Have you noticed how people now express emphatic agreement simply by saying “100%”?
In most sports interviews, it’s the response of choice. Young blokes love it.
“Hundred percent,” they’ll say with enthusiasm.
I think that an extended “H” sound at the start helps to convey total agreement.
It’s replaced “absolutely” which is a word that really annoyed some people. Complainants said it was overused. That happens, doesn’t it? A word becomes common and then you hear it everywhere. And then someone gets sick of it.
I often say words that annoy people on the radio. Sometimes it’s because of pronunciation. Military. Diaspora. The emphasis can be tricky. Omicron was temporarily tough until it became a word the whole world was using.
Recently I received some constructive feedback from a listener. She told me I use the word bunch too much. Bunch! It’s so much fun to say. Packs a punch. My listener disagreed and sent me this email…

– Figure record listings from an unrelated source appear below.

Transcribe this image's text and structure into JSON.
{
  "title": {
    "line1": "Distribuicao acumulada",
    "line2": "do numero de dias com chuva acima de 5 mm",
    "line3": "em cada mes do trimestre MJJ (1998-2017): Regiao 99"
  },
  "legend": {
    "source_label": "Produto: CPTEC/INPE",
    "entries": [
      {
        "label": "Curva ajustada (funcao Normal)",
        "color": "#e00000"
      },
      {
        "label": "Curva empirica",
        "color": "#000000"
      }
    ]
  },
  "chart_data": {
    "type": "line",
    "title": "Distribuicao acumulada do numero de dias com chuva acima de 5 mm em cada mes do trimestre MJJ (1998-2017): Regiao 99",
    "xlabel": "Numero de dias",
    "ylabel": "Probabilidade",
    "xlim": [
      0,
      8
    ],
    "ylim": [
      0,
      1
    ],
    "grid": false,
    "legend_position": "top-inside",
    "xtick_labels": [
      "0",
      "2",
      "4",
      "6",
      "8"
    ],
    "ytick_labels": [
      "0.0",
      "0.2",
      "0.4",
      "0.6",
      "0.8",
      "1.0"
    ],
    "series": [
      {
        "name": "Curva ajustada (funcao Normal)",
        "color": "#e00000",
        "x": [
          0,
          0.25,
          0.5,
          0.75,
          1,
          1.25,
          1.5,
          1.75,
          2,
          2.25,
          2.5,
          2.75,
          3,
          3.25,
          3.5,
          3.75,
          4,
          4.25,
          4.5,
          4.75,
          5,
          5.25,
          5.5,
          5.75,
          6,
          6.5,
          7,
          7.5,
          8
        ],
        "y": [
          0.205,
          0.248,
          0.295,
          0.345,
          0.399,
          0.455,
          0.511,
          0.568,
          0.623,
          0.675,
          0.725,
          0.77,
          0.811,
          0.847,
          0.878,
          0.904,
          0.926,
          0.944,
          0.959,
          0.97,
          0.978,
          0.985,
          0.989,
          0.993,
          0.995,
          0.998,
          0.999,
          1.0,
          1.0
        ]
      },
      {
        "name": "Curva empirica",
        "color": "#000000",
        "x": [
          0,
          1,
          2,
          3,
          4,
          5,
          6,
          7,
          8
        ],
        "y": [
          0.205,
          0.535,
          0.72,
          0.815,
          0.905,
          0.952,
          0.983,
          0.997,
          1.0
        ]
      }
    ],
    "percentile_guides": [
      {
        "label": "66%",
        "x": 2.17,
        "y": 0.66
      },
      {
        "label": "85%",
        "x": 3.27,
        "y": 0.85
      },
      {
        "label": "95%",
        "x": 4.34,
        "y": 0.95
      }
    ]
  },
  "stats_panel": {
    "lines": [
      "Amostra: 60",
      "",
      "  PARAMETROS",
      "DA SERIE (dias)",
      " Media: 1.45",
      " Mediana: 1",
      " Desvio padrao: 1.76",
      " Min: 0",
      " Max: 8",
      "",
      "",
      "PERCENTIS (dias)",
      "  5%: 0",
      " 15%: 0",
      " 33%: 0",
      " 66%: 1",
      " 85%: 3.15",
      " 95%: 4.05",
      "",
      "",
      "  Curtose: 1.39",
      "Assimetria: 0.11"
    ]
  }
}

Please please stop over-using, the word “bunch” for every group of people and things!!
The latest example was“a bunch of mayors”… Really??
A bunch of flowers or grapes, yes, but a bunch of mayors, ideas etc?
I enjoy listening to you and your program, but this lazy speech and
lack of imagination is beginning to be too much and too often on air.
You are a well-educated, intelligent person who loves language.
Surely you have a wider knowledge of collective nouns which would be
more appropriate – eg a committee of mayors, even a collection or set of ideas.
I do realise that speech on-air is on-the-run but please stop yourself, pause
for a second and select a different word to this now over-used, popular vernacular.
With much respect and regards…
I appreciated the respectful correspondence and responded in kind.
There are some excellent options to replace bunch. Try mob, bundle, stack, oodles or cluster. Now there’s a word that’s snuck into common use.
Some words lose their meaning the more they’re used. Crisis is omnipresent. Pick an industry, you’ll find a crisis. Are we quicker to use extreme language or is catastrophe now commonplace?
Words change too. In 2022, some words have adopted a whole new meaning.
RATs. You want them at your house now.
Corona used to be a drink.
Essential keeps expanding.
Booster has really been bumped up.
I can’t remember learning the phrase “social distancing”, now it’s hard to imagine life without it. Astra Zeneca, Pfizer, Moderna and Novavax. You can rattle them off like they’re brands of milk.
New words, but you you quickly learn what they mean. Sometimes you might disagree with old adjectives that have new associations. Is Western Australia a hermit kingdom or paradise? Maybe both.
Language responds. It evolves. It’s alive so it grows and changes. Sometimes that’s painful.
This week, people have used different words to describe the same day.
January 26 is Australia Day. Invasion Day. Survival Day.
So here’s another word game to try.
Think of three words to describe Australia.
Now think of the opposite of those three words.
Take a moment to understand why you and your fellow Australian might experience the same country very differently. No need argue. Just pause to see the opposite view. The antonym could be the antidote.
We keep learning new words. We can keep seeing different perspectives can’t we?